Monitoring Rancher cluster health with kube-state-metrics

For several years I have been a happy user of Rancher Labs' Rancher. At several of my jobs it has been a critical component of that company's container platform(s); most frequently used for its centralized user authentication/authorization and its support for external identity providers. With Rancher, users log in once, and then, using either a web UI or CLI tools, they can manage multiple Kubernetes clusters. Rancher recommends installing Rancher in its own, dedicated, Kubernetes cluster. Other clusters that are managed by Rancher are called downstream clusters. In each of these downstream clusters, Rancher deploys a lightweight agent: the cattle-cluster-agent. When using a client such as kubectl, Kubernetes API requests are sent to the rancher API, which is then proxied to the cattle-cluster-agent. The cattle-cluster-agent then sends the request to the downstream cluster's kube-apiserver, impersonating the original user's identity.

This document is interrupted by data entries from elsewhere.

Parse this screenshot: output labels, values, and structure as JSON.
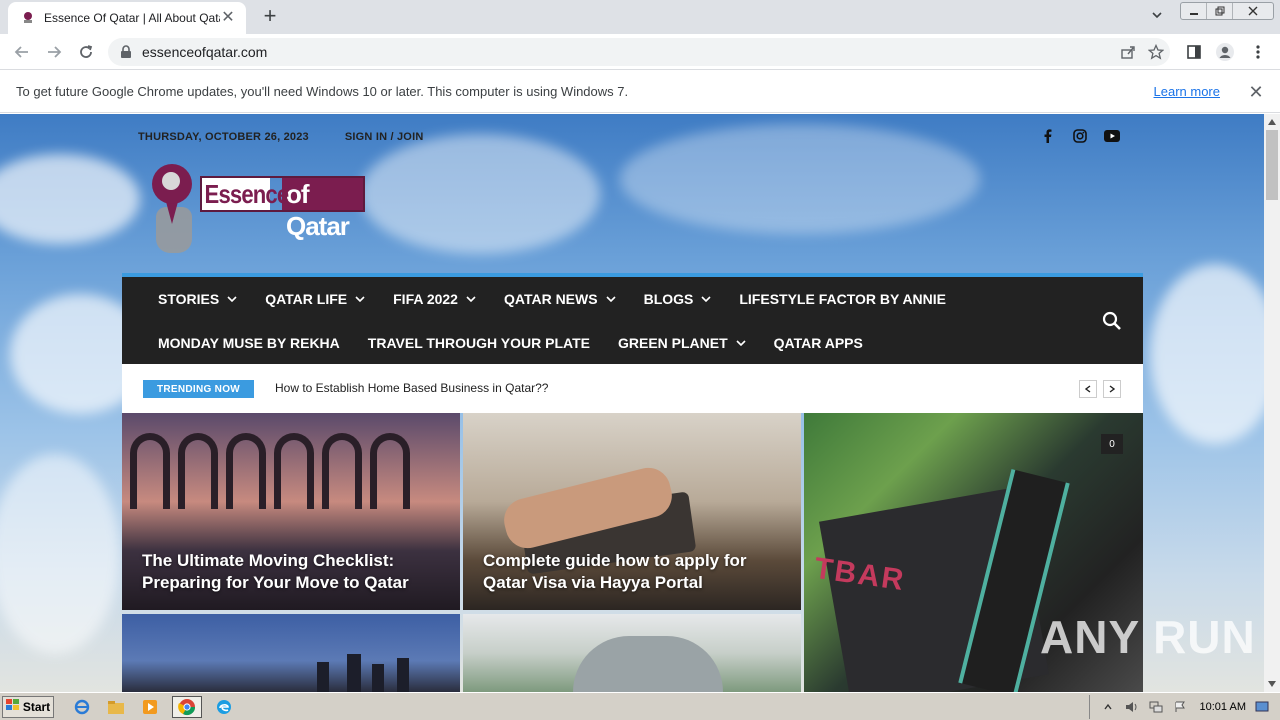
{
  "browser": {
    "tab_title": "Essence Of Qatar | All About Qatar",
    "new_tab_symbol": "+",
    "close_symbol": "✕",
    "url": "essenceofqatar.com"
  },
  "infobar": {
    "message": "To get future Google Chrome updates, you'll need Windows 10 or later. This computer is using Windows 7.",
    "learn_more": "Learn more"
  },
  "site": {
    "date": "THURSDAY, OCTOBER 26, 2023",
    "signin": "SIGN IN / JOIN",
    "logo_word1": "Essence",
    "logo_word2": "of Qatar",
    "nav_row1": [
      "STORIES",
      "QATAR LIFE",
      "FIFA 2022",
      "QATAR NEWS",
      "BLOGS",
      "LIFESTYLE FACTOR BY ANNIE"
    ],
    "nav_row2": [
      "MONDAY MUSE BY REKHA",
      "TRAVEL THROUGH YOUR PLATE",
      "GREEN PLANET",
      "QATAR APPS"
    ],
    "trending_label": "TRENDING NOW",
    "trending_headline": "How to Establish Home Based Business in Qatar??",
    "tiles": [
      {
        "caption": "The Ultimate Moving Checklist: Preparing for Your Move to Qatar"
      },
      {
        "caption": "Complete guide how to apply for Qatar Visa via Hayya Portal"
      },
      {
        "caption": ""
      }
    ],
    "comment_count": "0",
    "tile3_text": "TBAR",
    "watermark": "ANY RUN"
  },
  "taskbar": {
    "start_label": "Start",
    "clock": "10:01 AM"
  }
}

What happens if the cattle-cluster-agent is unavailable? The downstream cluster's Kubernetes API will no longer be available to users that connect through Rancher. As an engineer, I would like to be notified whenever a downstream cluster is no longer available so that I can restore access to the Kubernetes API for the users. As far as I am aware, Rancher's out-of-the-box monitoring does not emit prometheus metrics that explain the status of downstream clusters. Regardless, Rancher's native monitoring and alerting is an opinionated solution that I might not want to lock myself into using. Preferably, I would like to be able to collect a Prometheus metric that explains the state of each downstream cluster. Based on these metrics I could then create my own Prometheus alerts.

The state of clusters can be inspected in the Rancher cluster. For each cluster, a Kubernetes resource is created of Kind cluster in Group management.cattle.io:

? kubectl get clusters.management.cattle.io


NAME           AGE
c-m-jtvzgsg2?? 24m
c-m-kc88zvgd?? 42m
local????????? 71m


? kubectl get clusters.management.cattle.io c-m-jtvzgsg2 -o yaml


apiVersion: management.cattle.io/v3
kind: Cluster
metadata:
  name: c-m-jtvzgsg2
spec:
  displayName: bazqux
  # ...
status:
  conditions:
  - lastUpdateTime: "2022-10-12T13:14:17Z"
    status: "True"
    type: Ready
  - lastUpdateTime: "2022-10-12T13:12:46Z"
    status: "True"
    type: BackingNamespaceCreated
  - lastUpdateTime: "2022-10-12T13:12:46Z"
    status: "True"
    type: DefaultProjectCreated
  # ...
        

What happens when the cattle-cluster-agent of this cluster stops running?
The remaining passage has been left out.